As we know, under normal circumstances, the company that is providing access to the Internet does NOT capture records of each website and instant messaging application that devices connect to.
Hence the records are not available and the statement is pointless.
So this does not meet the government's objective.

Were the government to require that such records are created, there would be costs involved. UK citizens would be the bearers of that cost, whether funded by government or not. This would create some degree of cost disadvantage in the UK and government would need to assess the balance of cost and benefit. How much would investigatory agencies save if they had access to such records?

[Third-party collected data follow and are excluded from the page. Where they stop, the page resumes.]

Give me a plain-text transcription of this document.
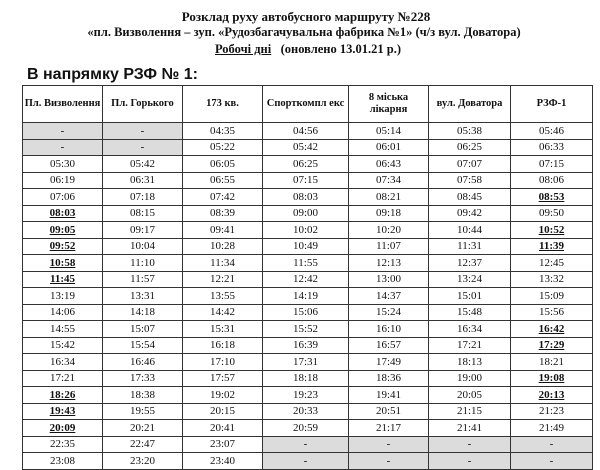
Розклад руху автобусного маршруту №228
«пл. Визволення – зуп. «Рудозбагачувальна фабрика №1» (ч/з вул. Доватора)
Робочі дні (оновлено 13.01.21 р.)
В напрямку РЗФ № 1:
Пл. Визволення	Пл. Горького	173 кв.	Спорткомпл екс	8 міська лікарня	вул. Доватора	РЗФ-1
-	-	04:35	04:56	05:14	05:38	05:46
-	-	05:22	05:42	06:01	06:25	06:33
05:30	05:42	06:05	06:25	06:43	07:07	07:15
06:19	06:31	06:55	07:15	07:34	07:58	08:06
07:06	07:18	07:42	08:03	08:21	08:45	08:53
08:03	08:15	08:39	09:00	09:18	09:42	09:50
09:05	09:17	09:41	10:02	10:20	10:44	10:52
09:52	10:04	10:28	10:49	11:07	11:31	11:39
10:58	11:10	11:34	11:55	12:13	12:37	12:45
11:45	11:57	12:21	12:42	13:00	13:24	13:32
13:19	13:31	13:55	14:19	14:37	15:01	15:09
14:06	14:18	14:42	15:06	15:24	15:48	15:56
14:55	15:07	15:31	15:52	16:10	16:34	16:42
15:42	15:54	16:18	16:39	16:57	17:21	17:29
16:34	16:46	17:10	17:31	17:49	18:13	18:21
17:21	17:33	17:57	18:18	18:36	19:00	19:08
18:26	18:38	19:02	19:23	19:41	20:05	20:13
19:43	19:55	20:15	20:33	20:51	21:15	21:23
20:09	20:21	20:41	20:59	21:17	21:41	21:49
22:35	22:47	23:07	-	-	-	-
23:08	23:20	23:40	-	-	-	-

The records might be effective in detecting those that use the Internet casually during the perpetration of other crimes. The records are likely to be ineffective against those carrying out crimes exploiting the Internet because encryption and obfuscation would certainly enable deliberate perpetrators to avoid detection.

2.  Can we offer any positive suggestions?
In her evidence to Parliament the Home Secretary particularly emphasised Name resolution. It would seem reasonable that the industry could identify an incremental cost of recording and retaining a record of each DNS query that it processes. It would then be for the Investigating Agencies to show that the ICRs made available from this actually helped sufficiently to justify the cost. They would also need to consider that the mechanism is easily evaded by those using resolvers outside of scope of this legislation.

Steve Nash




------ Original Message ------
From: "Paul Mansfield" <paul+uk...@mansfield.co.uk>
To: "uknof@lists.uknof.org.uk" <uknof@lists.uknof.org.uk>
Sent: 20/01/2016 11:24:58
Subject: [uknof] Fwd: internet connection record

Are we over-thinking it?

Can we not simply push the government into accepting that an "internet
connection record" is simply when the CPE gets a working connection to
the ISP, so for a domestic user it's when the PPP session comes up on
their modem/router, so the ISP just records the time it starts and
stops along with the IP addresses.

For a near permanent connection such as a businesses 100M fibre, it's
when customer's router is first turned on, until their service is
ceased at the end of the contract?


Ok, I'm probably being naive and optimistic.